This article by Karen Pollock MBE, Chief Executive of the Holocaust Educational Trust, first appeared in The Times Red Box on Wednesday 27 September.
How many more times must we condemn antisemitism in Labour?
This time last year I wrote for Red Box a piece headlined How has it come to this? that outlined my shock and dismay that I was finding myself having to defend the truth of the Holocaust at a political party conference.
I thought – or at least hoped - this was an exceptional circumstance, a one off, an aberration.

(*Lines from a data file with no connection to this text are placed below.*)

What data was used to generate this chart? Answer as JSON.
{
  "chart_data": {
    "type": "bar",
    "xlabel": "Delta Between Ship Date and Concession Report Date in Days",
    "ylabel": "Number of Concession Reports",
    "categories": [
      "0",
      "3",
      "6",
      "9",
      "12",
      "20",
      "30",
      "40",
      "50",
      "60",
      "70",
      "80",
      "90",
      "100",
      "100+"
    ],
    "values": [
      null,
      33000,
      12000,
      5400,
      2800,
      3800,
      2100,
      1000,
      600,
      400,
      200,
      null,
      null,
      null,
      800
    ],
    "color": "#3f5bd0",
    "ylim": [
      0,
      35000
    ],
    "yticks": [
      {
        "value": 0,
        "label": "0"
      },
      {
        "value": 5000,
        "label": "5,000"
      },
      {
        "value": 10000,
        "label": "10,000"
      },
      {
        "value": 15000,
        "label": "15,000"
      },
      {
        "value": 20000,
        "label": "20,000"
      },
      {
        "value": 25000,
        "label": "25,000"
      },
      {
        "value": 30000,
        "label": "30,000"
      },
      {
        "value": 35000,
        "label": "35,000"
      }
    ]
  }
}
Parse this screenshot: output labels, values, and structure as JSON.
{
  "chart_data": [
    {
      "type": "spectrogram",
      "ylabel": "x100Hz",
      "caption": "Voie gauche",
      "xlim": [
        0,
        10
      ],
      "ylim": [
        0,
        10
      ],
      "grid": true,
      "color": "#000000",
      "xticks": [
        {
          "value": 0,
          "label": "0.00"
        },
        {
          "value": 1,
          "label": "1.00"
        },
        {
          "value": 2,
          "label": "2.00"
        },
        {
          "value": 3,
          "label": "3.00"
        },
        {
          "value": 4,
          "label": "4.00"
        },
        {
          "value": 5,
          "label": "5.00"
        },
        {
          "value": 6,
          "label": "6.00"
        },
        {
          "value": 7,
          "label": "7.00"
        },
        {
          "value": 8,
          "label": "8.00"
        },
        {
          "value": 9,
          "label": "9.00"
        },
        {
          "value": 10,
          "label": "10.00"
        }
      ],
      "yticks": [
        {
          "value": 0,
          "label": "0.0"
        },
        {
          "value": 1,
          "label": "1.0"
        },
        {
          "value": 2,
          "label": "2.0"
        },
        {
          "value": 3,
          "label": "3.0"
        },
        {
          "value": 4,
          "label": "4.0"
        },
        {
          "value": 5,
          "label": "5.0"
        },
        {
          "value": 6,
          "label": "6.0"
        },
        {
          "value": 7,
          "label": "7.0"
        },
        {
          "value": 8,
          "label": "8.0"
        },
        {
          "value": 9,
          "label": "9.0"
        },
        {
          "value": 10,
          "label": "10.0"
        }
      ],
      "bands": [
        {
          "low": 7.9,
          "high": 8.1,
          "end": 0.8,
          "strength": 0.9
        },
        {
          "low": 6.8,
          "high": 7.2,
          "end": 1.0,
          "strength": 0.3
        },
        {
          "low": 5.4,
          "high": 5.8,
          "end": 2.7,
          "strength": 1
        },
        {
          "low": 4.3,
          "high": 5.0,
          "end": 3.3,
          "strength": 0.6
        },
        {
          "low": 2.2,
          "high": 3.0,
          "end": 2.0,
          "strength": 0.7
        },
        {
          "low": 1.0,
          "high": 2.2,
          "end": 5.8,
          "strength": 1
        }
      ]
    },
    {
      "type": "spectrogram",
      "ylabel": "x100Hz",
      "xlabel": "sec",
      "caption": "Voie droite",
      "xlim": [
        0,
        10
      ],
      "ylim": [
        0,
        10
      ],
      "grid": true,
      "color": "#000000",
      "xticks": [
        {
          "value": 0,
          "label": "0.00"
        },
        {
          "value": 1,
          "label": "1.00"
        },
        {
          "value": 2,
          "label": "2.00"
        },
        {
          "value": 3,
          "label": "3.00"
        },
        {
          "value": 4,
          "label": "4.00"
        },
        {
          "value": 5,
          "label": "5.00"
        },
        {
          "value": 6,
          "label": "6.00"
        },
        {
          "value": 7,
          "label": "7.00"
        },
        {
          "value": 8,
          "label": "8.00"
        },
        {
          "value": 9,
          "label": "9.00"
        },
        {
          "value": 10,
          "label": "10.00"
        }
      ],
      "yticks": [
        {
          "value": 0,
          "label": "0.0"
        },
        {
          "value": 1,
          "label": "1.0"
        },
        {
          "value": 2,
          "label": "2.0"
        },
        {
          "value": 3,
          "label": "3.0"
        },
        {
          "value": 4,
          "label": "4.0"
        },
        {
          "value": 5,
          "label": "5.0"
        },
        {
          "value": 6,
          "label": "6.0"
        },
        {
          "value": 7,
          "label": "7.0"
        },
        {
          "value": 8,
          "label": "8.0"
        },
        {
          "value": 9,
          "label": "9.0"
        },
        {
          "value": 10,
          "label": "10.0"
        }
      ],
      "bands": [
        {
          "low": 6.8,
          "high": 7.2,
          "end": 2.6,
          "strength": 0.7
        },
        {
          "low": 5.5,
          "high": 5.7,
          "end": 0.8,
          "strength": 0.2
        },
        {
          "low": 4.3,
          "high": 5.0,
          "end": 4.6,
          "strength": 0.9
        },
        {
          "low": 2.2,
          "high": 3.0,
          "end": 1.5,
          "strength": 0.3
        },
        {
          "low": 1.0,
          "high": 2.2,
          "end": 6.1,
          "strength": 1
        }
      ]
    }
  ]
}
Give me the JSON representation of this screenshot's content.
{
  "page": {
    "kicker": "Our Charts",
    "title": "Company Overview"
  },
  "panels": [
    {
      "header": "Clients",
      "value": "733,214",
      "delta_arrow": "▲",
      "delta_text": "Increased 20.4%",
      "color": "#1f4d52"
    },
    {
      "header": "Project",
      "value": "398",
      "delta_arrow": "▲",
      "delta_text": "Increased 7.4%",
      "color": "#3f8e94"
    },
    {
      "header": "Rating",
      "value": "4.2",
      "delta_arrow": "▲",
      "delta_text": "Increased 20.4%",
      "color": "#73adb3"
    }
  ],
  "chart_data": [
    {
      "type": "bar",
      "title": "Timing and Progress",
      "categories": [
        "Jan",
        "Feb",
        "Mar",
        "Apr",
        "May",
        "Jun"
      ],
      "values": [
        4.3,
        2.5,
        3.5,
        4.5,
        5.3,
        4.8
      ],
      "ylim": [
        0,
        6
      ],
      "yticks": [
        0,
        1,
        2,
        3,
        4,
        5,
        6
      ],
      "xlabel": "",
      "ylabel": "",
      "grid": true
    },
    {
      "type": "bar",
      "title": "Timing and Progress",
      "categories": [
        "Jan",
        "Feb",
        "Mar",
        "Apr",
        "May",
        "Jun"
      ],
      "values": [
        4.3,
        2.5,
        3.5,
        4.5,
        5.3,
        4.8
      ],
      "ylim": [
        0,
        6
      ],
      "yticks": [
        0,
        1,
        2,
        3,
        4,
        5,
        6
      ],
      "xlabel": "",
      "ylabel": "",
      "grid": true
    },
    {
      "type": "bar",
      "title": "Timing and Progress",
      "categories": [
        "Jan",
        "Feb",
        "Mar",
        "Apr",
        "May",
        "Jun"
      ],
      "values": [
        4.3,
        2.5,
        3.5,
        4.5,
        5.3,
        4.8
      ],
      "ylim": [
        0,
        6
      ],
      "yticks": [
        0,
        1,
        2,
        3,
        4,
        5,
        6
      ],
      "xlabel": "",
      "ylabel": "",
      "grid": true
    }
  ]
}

At the time, I couldn’t quite believe I was having to defend the basics of the events of the Holocaust. Or that I had to explain why there are not two sides to this story. Or that I had to explain why this constituted antisemitism. Above all, I couldn’t believe that those casting doubt about the truth of the Holocaust were not being widely condemned.
And yet here we are, one year on.
Maybe this year we’ll call this piece Here we go again or Déjà vu.
There has been progress, for example the work led by the Jewish Labour Movement, to try and establish a rule change which will make discrimination against any minority group a named offence in the Labour rule book, including antisemitism.
But we need to take an honest look at where we are.
We have elected Labour politicians suggesting that antisemitism has been “weaponised” – a suggestion that it is being used to promote some other agenda.
And we even have activists handing out material at the Labour party conference quoting Reinhard Heydrich, one of the leading architects of the Final Solution.
How many times do we need to explain the hurt and offence that it causes when people question the truth of the Holocaust? How many times do we need to explain that there are survivors – who lost their homes, communities and entire families - still among us, who register these comments with disbelief?
How many times do we have to defend basic truths that should be considered sacrosanct?
We have all been alarmed by the rise of the far-right around the world in recent months, culminating in the terrible events in Charlottesville in August. And equally we worry about the far-right gains in the German elections for the first time in decades.
Yet, it is all too easy to point the finger at events elsewhere - sometimes we need to look in our own backyards and admit where the problems lie. And there are problems here.
We need our political leaders, from all parties, to take a stand and say when a line has been crossed. We need to be clear that antisemitism will not be tolerated, and it needs to be reflected in concrete action. We need our leaders to be clear that they will not stand by as the truth of the Holocaust is undermined on their watch.
Maybe next year Red Box won’t need me to comment on the Labour party and antisemitism. I truly hope so.